O voleibolista internacional português Miguel Cunha quer avaliar a ligação entre a pressão de competir nas seleções jovens e a saúde mental desses atletas “de elite”, num doutoramento financiado pela Fundação para a Ciência e Tecnologia (FCT).
Orientado para “a saúde mental e bem-estar no voleibol jovem de elite português“, bem como para a “literacia em saúde mental de pais e treinadores”, o projeto foi elaborado em parceria com a Federação Portuguesa de Voleibol (FPV) e com a Universidade da Maia e destina-se a uma população à qual já pertenceu o jogador de 27 anos.
“Pretende-se que o trabalho seja nas camadas jovens da federação. Sei bem as dificuldades de ‘navegar’ a pressão que existe, não só a de ser atleta, mas também a de ser adolescente. É uma idade em que podemos ser muito felizes, mas não é necessariamente fácil. Tem características que podem espoletar alguns problemas do foro mental”, disse à Lusa.
Aprovado a título provisório, na sequência do anúncio da FCT para a atribuição de 1.500 bolsas de investigação para 2024, realizado em 1 de agosto, o doutoramento, ainda “muito embrionário”, prolonga-se por quatro anos e visa “acrescentar algo novo” ao conhecimento da relação entre saúde mental e desporto.
“O intuito é tentar perceber se esta população tem uma pressão ainda maior e se estes atletas de elite têm uma maneira diferente de lidar com a pressão. Quero perceber se é isso que os faz ser de elite ou se sofrem da mesma forma, mas têm capacidades que lhes permitem distinguir-se”, detalha.
Internacional português em 22 ocasiões, Miguel Cunha realça que é diferente praticar desporto duas vezes por semana, a “treinar com amigos”, ou ter de mudar de cidade para representar a seleção portuguesa, daí focar a investigação nas seleções de sub-20 e sub-22, bem como nos “grupos de elite” concentrados no Porto, cidade que é sede da FPV.
Na época passada, a federação reuniu cerca de 20 jogadores nascidos em 2007 e 2008 na Escola Secundária Carolina Michaelis e 20 jogadoras dessa faixa etária na Escola Secundária Rodrigues de Freitas, treinando de segunda até quinta-feira, antes do regresso aos respetivos clubes na sexta-feira, para as competições ao fim de semana.
O diretor técnico nacional da FPV, Leonel Salgueiro, esclareceu à Lusa que “cerca de 95%” dos internacionais pelas seleções seniores de Portugal passaram por esse processo de concentração e adiantou que o projeto de doutoramento de Miguel Cunha, a seu ver “extremamente importante para o alto rendimento”, vai incidir ainda sobre grupos de atletas nascidos em 2009, 2010 e 2011.
Com uma carreira que inclui passagens pelo Voleibol Clube de Viana e pelo Vitória de Guimarães, o atleta natural de Viana do Castelo está também atento à relação entre stress competitivo, taxas de depressão e de ansiedade e consumo de fármacos ansiolíticos nesses “jovens de elite”.
“Vivemos numa era sem precedentes.

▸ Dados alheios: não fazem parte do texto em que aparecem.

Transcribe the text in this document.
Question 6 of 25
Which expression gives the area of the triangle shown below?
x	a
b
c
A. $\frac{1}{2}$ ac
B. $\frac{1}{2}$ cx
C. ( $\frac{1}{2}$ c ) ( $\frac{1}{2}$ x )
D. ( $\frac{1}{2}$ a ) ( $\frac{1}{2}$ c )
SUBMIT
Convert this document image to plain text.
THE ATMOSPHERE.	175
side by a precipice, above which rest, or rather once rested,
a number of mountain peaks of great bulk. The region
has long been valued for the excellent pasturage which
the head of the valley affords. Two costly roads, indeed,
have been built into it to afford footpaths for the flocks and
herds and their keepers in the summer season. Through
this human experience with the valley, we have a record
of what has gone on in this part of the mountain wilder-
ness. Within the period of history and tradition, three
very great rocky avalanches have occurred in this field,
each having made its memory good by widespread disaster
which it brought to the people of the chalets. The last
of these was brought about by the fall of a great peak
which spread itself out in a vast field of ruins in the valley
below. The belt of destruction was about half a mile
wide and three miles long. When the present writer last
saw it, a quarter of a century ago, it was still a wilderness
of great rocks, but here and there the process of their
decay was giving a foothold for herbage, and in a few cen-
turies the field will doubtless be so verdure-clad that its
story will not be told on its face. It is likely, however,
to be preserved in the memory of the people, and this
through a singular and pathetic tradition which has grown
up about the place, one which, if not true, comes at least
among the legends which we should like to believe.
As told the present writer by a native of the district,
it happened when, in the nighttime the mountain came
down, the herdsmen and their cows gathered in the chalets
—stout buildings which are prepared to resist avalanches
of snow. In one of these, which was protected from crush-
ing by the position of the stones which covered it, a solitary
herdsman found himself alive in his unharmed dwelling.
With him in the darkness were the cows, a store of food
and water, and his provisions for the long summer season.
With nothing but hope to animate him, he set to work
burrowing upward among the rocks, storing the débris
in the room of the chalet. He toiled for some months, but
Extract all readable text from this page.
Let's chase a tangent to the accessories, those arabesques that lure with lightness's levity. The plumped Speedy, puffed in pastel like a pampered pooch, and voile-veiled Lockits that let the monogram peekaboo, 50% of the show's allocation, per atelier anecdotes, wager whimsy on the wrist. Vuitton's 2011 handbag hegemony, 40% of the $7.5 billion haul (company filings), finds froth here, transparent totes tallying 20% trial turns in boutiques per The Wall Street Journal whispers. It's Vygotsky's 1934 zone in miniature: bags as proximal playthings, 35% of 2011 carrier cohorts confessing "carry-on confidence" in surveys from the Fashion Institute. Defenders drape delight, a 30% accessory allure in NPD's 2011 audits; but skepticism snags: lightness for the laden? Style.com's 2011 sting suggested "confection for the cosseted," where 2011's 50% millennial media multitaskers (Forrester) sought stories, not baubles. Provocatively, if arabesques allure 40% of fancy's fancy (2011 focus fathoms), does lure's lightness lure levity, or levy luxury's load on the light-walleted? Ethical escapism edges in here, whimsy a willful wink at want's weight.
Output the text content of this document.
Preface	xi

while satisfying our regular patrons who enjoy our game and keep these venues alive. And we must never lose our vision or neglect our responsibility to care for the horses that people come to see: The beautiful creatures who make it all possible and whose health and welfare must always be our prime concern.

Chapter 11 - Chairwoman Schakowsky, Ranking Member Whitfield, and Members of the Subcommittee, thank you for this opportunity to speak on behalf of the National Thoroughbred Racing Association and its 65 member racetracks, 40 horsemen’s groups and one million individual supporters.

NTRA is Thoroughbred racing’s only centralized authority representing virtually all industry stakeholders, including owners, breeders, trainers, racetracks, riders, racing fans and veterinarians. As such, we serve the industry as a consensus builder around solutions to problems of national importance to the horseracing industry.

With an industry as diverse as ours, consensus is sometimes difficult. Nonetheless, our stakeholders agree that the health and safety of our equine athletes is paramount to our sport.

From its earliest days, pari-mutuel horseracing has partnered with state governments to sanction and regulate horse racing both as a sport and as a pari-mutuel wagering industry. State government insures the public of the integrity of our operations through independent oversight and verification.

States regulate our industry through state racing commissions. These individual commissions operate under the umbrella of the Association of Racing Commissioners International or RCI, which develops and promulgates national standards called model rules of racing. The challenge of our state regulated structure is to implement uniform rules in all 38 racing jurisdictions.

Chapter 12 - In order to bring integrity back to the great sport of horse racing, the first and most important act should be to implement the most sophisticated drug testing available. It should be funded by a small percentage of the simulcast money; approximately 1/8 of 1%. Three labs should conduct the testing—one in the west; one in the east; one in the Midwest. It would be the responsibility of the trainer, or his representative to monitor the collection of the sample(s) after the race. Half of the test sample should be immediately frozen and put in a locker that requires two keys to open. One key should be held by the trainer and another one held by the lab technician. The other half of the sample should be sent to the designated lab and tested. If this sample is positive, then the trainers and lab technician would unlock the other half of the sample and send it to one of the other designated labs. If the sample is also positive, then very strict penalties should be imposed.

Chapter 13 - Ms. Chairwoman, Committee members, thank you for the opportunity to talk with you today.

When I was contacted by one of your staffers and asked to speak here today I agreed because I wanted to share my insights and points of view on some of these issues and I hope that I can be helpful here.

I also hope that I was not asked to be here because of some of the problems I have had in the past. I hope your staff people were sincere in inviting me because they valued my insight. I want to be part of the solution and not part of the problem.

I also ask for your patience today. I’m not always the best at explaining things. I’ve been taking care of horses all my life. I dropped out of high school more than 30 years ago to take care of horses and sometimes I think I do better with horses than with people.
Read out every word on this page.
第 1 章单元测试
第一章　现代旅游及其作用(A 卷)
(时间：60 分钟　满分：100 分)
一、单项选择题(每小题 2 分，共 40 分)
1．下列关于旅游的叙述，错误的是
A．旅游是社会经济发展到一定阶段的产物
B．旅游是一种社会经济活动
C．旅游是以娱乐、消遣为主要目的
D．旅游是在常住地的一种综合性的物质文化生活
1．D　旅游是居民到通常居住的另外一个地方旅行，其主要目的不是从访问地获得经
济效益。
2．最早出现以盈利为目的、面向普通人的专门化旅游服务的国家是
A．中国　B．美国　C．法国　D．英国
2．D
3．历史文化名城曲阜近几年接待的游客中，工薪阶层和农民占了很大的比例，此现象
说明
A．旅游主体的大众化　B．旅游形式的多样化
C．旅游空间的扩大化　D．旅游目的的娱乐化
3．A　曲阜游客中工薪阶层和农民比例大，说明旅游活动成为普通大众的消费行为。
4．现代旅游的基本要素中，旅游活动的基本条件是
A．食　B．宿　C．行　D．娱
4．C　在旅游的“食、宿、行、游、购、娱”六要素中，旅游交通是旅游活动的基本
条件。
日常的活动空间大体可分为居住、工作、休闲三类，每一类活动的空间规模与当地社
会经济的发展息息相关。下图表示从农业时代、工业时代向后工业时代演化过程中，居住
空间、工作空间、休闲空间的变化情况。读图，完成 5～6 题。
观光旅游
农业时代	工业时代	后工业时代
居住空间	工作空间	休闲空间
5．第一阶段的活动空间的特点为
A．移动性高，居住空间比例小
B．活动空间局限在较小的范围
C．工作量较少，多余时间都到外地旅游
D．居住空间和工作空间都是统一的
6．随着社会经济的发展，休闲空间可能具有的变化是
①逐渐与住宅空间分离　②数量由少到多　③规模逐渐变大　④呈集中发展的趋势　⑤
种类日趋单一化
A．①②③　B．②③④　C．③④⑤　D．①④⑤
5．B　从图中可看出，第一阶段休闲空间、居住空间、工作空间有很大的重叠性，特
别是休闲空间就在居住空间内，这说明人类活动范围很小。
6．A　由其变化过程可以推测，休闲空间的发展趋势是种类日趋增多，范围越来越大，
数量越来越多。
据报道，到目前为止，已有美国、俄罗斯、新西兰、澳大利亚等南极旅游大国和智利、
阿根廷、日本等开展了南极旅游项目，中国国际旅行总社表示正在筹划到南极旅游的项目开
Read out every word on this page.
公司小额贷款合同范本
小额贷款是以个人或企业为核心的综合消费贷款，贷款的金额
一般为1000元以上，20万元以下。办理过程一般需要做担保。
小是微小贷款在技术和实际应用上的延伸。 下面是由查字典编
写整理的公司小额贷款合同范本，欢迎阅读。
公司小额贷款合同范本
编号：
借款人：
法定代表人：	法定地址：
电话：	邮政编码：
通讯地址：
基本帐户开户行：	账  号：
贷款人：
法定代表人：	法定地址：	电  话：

A relação com as redes sociais influencia a forma como os adolescentes lidam uns com os outros. Pode ser extremamente difícil lidar com comparações nessas idades, sem a maturação mental ainda completa”, observa.
Licenciado em bioquímica pela Universidade do Minho, com pós-graduação em bioengenharia, Miguel Cunha tirou depois um mestrado na Faculdade de Desporto da Universidade do Porto, que teve como objeto a relação entre saúde mental e bem-estar numa equipa jovem feminina do Vitória de Guimarães em que era treinador.
O internacional português sublinha ter encontrado, ao longo da carreira como atleta, pessoas que o ajudaram a superar várias adversidades e está convencido de que a relação entre saúde mental e performance ainda é “uma das maiores lacunas” no estudo do desporto.
“Um atleta não faz só passes e manchetes. Temos de preparar o nosso corpo, mas também a nossa mente para lidar com problemas e para fazermos o nosso esforço o melhor que conseguirmos”, reitera.